Il les soupçonnait de l'espionner grâce à des caméras infrarouges, car la moindre relâche de ses membres endoloris était sanctionnée de violents coups de barre de fer portés sur la porte du vestiaire, ou par un retour virulent de la musique. Bien sûr, cela l'empêchait de s'endormir profondément, c'était le but affiché. Il devait se contenter de courtes plages de somnolence bien insuffisantes pour récupérer un tant soit peu des émotions générées par son enlèvement et sa captivité. Il s'était attendu à ce qu'on l'interroge sur ses connexions au réseau informatique de Nouvelle Atlantide, mais en dehors d'un gars cagoulé qui venait lui apporter à manger deux fois par jour, il n'avait vu personne.

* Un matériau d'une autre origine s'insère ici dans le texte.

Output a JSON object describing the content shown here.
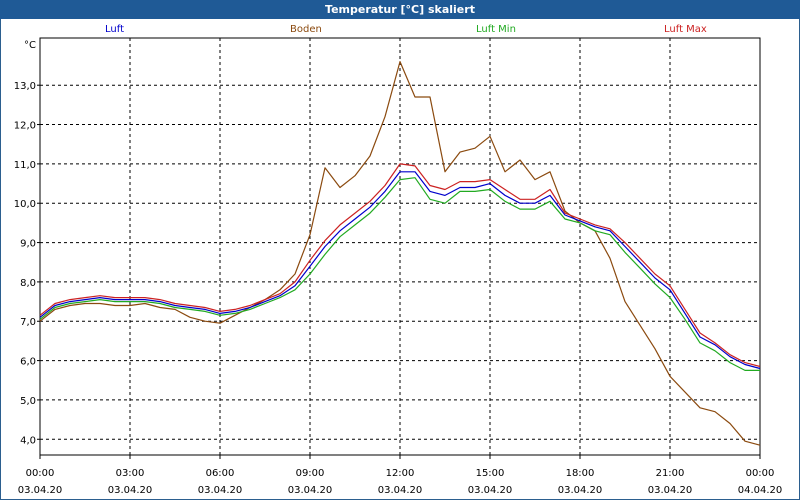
{
  "chart_data": {
    "type": "line",
    "title": "Temperatur [°C] skaliert",
    "y_unit": "°C",
    "ylim": [
      3.6,
      14.2
    ],
    "yticks": [
      "13,0",
      "12,0",
      "11,0",
      "10,0",
      "9,0",
      "8,0",
      "7,0",
      "6,0",
      "5,0",
      "4,0"
    ],
    "ytick_values": [
      13,
      12,
      11,
      10,
      9,
      8,
      7,
      6,
      5,
      4
    ],
    "x_ticks": [
      {
        "time": "00:00",
        "date": "03.04.20"
      },
      {
        "time": "03:00",
        "date": "03.04.20"
      },
      {
        "time": "06:00",
        "date": "03.04.20"
      },
      {
        "time": "09:00",
        "date": "03.04.20"
      },
      {
        "time": "12:00",
        "date": "03.04.20"
      },
      {
        "time": "15:00",
        "date": "03.04.20"
      },
      {
        "time": "18:00",
        "date": "03.04.20"
      },
      {
        "time": "21:00",
        "date": "03.04.20"
      },
      {
        "time": "00:00",
        "date": "04.04.20"
      }
    ],
    "x_hours_range": [
      0,
      24
    ],
    "grid": true,
    "legend_position": "top",
    "series": [
      {
        "name": "Luft",
        "color": "#0000cc",
        "x": [
          0,
          0.5,
          1,
          1.5,
          2,
          2.5,
          3,
          3.5,
          4,
          4.5,
          5,
          5.5,
          6,
          6.5,
          7,
          7.5,
          8,
          8.5,
          9,
          9.5,
          10,
          10.5,
          11,
          11.5,
          12,
          12.5,
          13,
          13.5,
          14,
          14.5,
          15,
          15.5,
          16,
          16.5,
          17,
          17.5,
          18,
          18.5,
          19,
          19.5,
          20,
          20.5,
          21,
          21.5,
          22,
          22.5,
          23,
          23.5,
          24
        ],
        "values": [
          7.1,
          7.4,
          7.5,
          7.55,
          7.6,
          7.55,
          7.55,
          7.55,
          7.5,
          7.4,
          7.35,
          7.3,
          7.2,
          7.25,
          7.35,
          7.5,
          7.65,
          7.9,
          8.4,
          8.9,
          9.3,
          9.6,
          9.9,
          10.3,
          10.8,
          10.8,
          10.3,
          10.2,
          10.4,
          10.4,
          10.5,
          10.2,
          10.0,
          10.0,
          10.2,
          9.7,
          9.55,
          9.4,
          9.3,
          8.9,
          8.5,
          8.1,
          7.8,
          7.2,
          6.6,
          6.4,
          6.1,
          5.9,
          5.8
        ]
      },
      {
        "name": "Boden",
        "color": "#8b4a0f",
        "x": [
          0,
          0.5,
          1,
          1.5,
          2,
          2.5,
          3,
          3.5,
          4,
          4.5,
          5,
          5.5,
          6,
          6.5,
          7,
          7.5,
          8,
          8.5,
          9,
          9.5,
          10,
          10.5,
          11,
          11.5,
          12,
          12.5,
          13,
          13.5,
          14,
          14.5,
          15,
          15.5,
          16,
          16.5,
          17,
          17.5,
          18,
          18.5,
          19,
          19.5,
          20,
          20.5,
          21,
          21.5,
          22,
          22.5,
          23,
          23.5,
          24
        ],
        "values": [
          7.0,
          7.3,
          7.4,
          7.45,
          7.45,
          7.4,
          7.4,
          7.45,
          7.35,
          7.3,
          7.1,
          7.0,
          6.95,
          7.15,
          7.35,
          7.55,
          7.8,
          8.2,
          9.2,
          10.9,
          10.4,
          10.7,
          11.2,
          12.2,
          13.6,
          12.7,
          12.7,
          10.8,
          11.3,
          11.4,
          11.7,
          10.8,
          11.1,
          10.6,
          10.8,
          9.8,
          9.5,
          9.3,
          8.6,
          7.5,
          6.9,
          6.3,
          5.6,
          5.2,
          4.8,
          4.7,
          4.4,
          3.95,
          3.85
        ]
      },
      {
        "name": "Luft Min",
        "color": "#22aa22",
        "x": [
          0,
          0.5,
          1,
          1.5,
          2,
          2.5,
          3,
          3.5,
          4,
          4.5,
          5,
          5.5,
          6,
          6.5,
          7,
          7.5,
          8,
          8.5,
          9,
          9.5,
          10,
          10.5,
          11,
          11.5,
          12,
          12.5,
          13,
          13.5,
          14,
          14.5,
          15,
          15.5,
          16,
          16.5,
          17,
          17.5,
          18,
          18.5,
          19,
          19.5,
          20,
          20.5,
          21,
          21.5,
          22,
          22.5,
          23,
          23.5,
          24
        ],
        "values": [
          7.05,
          7.35,
          7.45,
          7.5,
          7.55,
          7.5,
          7.5,
          7.5,
          7.45,
          7.35,
          7.3,
          7.25,
          7.15,
          7.2,
          7.3,
          7.45,
          7.6,
          7.8,
          8.2,
          8.7,
          9.15,
          9.45,
          9.75,
          10.15,
          10.6,
          10.65,
          10.1,
          10.0,
          10.3,
          10.3,
          10.35,
          10.05,
          9.85,
          9.85,
          10.05,
          9.6,
          9.5,
          9.3,
          9.2,
          8.75,
          8.35,
          7.95,
          7.6,
          7.05,
          6.45,
          6.25,
          5.95,
          5.75,
          5.75
        ]
      },
      {
        "name": "Luft Max",
        "color": "#cc2222",
        "x": [
          0,
          0.5,
          1,
          1.5,
          2,
          2.5,
          3,
          3.5,
          4,
          4.5,
          5,
          5.5,
          6,
          6.5,
          7,
          7.5,
          8,
          8.5,
          9,
          9.5,
          10,
          10.5,
          11,
          11.5,
          12,
          12.5,
          13,
          13.5,
          14,
          14.5,
          15,
          15.5,
          16,
          16.5,
          17,
          17.5,
          18,
          18.5,
          19,
          19.5,
          20,
          20.5,
          21,
          21.5,
          22,
          22.5,
          23,
          23.5,
          24
        ],
        "values": [
          7.15,
          7.45,
          7.55,
          7.6,
          7.65,
          7.6,
          7.6,
          7.6,
          7.55,
          7.45,
          7.4,
          7.35,
          7.25,
          7.3,
          7.4,
          7.55,
          7.7,
          8.0,
          8.55,
          9.05,
          9.45,
          9.75,
          10.05,
          10.45,
          11.0,
          10.95,
          10.45,
          10.35,
          10.55,
          10.55,
          10.6,
          10.35,
          10.1,
          10.1,
          10.35,
          9.75,
          9.6,
          9.45,
          9.35,
          9.0,
          8.6,
          8.2,
          7.9,
          7.3,
          6.7,
          6.45,
          6.15,
          5.95,
          5.85
        ]
      }
    ]
  }
}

Cette fois pourtant, ni la musique ni la barre de fer ne vinrent le tirer du sommeil. Elles furent toutes deux remplacées par le brusque allumage des néons au-dessus de sa tête, mais il était tellement épuisé qu'il ne s'en aperçut même pas. Quelques minutes plus tard, ce fut le claquement de l'ouverture manuelle du sas qui l'éveilla. La porte s'ouvrit doucement, révélant une silhouette encapuchonnée qu'il reconnut immédiatement : le Veilleur en personne lui rendait une petite visite de courtoisie ! Ce qui lui confirma par la même occasion qu'il était responsable de son enlèvement.

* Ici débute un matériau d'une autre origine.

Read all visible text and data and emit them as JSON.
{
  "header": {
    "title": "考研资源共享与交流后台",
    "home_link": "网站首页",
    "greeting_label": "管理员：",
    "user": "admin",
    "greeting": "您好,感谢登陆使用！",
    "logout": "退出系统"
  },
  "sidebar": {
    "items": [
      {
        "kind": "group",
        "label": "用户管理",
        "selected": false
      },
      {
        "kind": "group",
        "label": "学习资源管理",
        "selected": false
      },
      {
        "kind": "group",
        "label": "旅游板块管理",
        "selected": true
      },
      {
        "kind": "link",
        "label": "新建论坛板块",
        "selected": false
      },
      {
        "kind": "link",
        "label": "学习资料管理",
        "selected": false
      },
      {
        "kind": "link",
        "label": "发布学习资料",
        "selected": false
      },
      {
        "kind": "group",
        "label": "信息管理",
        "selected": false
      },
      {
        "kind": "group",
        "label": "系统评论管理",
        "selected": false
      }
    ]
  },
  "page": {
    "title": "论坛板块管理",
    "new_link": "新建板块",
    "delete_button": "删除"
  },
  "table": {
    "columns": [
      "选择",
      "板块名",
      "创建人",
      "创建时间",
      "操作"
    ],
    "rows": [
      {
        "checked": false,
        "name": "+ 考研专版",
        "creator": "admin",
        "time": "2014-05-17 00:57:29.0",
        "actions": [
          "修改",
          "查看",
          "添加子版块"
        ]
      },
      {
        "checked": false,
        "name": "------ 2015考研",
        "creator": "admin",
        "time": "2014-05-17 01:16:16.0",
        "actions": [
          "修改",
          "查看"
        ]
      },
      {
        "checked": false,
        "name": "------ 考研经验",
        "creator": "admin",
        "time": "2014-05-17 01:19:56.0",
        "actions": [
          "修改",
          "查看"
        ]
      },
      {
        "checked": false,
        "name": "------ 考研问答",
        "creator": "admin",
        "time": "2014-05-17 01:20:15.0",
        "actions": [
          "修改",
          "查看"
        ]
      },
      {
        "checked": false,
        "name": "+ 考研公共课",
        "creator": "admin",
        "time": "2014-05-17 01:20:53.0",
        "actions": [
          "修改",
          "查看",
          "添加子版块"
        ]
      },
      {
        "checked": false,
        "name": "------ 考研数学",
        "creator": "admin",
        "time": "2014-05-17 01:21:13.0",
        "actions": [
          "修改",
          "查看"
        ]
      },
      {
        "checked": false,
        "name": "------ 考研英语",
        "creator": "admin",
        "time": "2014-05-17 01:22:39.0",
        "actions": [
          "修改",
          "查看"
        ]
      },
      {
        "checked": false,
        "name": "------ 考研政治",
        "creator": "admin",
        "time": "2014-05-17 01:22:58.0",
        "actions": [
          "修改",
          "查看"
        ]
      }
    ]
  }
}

D'aussi loin que remontaient les souvenirs de Piero, l'homme avait toujours été là, reconnu par tous les Cendrés comme l'unique maître spirituel dont il fallait suivre les enseignements. Détenteur de la vérité, il prétendait que ses adeptes étaient voués à sauver l'humanité, dont ils seraient définitivement les seuls survivants le jour où les Dieux se résoudraient à anéantir la cité-bulle. Son influence était sans limite et nul n'avait jamais remis en cause ses préceptes, que l'on rabâchait en classe aux enfants. Plus jeune, Piero en avait une peur bleue, il évitait autant que possible de se trouver en sa présence et, par dessus tout, d'attirer son attention. Heureusement pour lui, les occasions étaient somme toute très rares, le Veilleur ne daignant apparaître en public que lors de rassemblements tout à fait exceptionnels.

En grandissant, comme la plupart des jeunes gens de son âge, Piero avait commencé à remettre en cause un certain nombre de choses bizarres. Il avait fait des recherches destinées à réfuter les théories fumeuses de celui qu'il en était venu à considérer, peu ou prou, comme un vieux fou. Mais jusque très récemment, il ne l'avait pas vraiment cru dangereux. Lorsqu'il surgit dans la lumière, les traits comme toujours dissimulés sous son ample capuche, toutes ses peurs d'enfant rejaillirent d'un coup. Il sentit son estomac se nouer et sa gorge s'assécher. Il n'avait rien d'un héros, il n'en faudrait sûrement pas beaucoup pour le convaincre de parler. Il suffirait qu'on lui fasse du mal un peu trop longtemps, ou que l'on menace de s'en prendre à ses amis, pour qu'il plie, il le savait pertinemment.

L'homme se planta devant lui en silence, les mains jointes à l'intérieur de ses manches. A l'ombre de sa capuche, les méplats de son visage paraissaient accentués, mais ce qui frappait le jeune homme, bien qu'on ne lui ait pas apporté ses lunettes comme il l'avait demandé, c'était l'intensité de son regard. Mal à l'aise, il s'appliqua à respirer lentement par la bouche pour ne pas détourner les yeux et révéler ainsi incidemment sa peur. Le Veilleur eut un mince sourire, puis ses mains se dé-soudèrent pour abaisser le capuchon, révélant à Piero, pour la première fois de sa vie, les traits de celui qui présidait à sa destinée, mais qu'il n'avait jamais vu.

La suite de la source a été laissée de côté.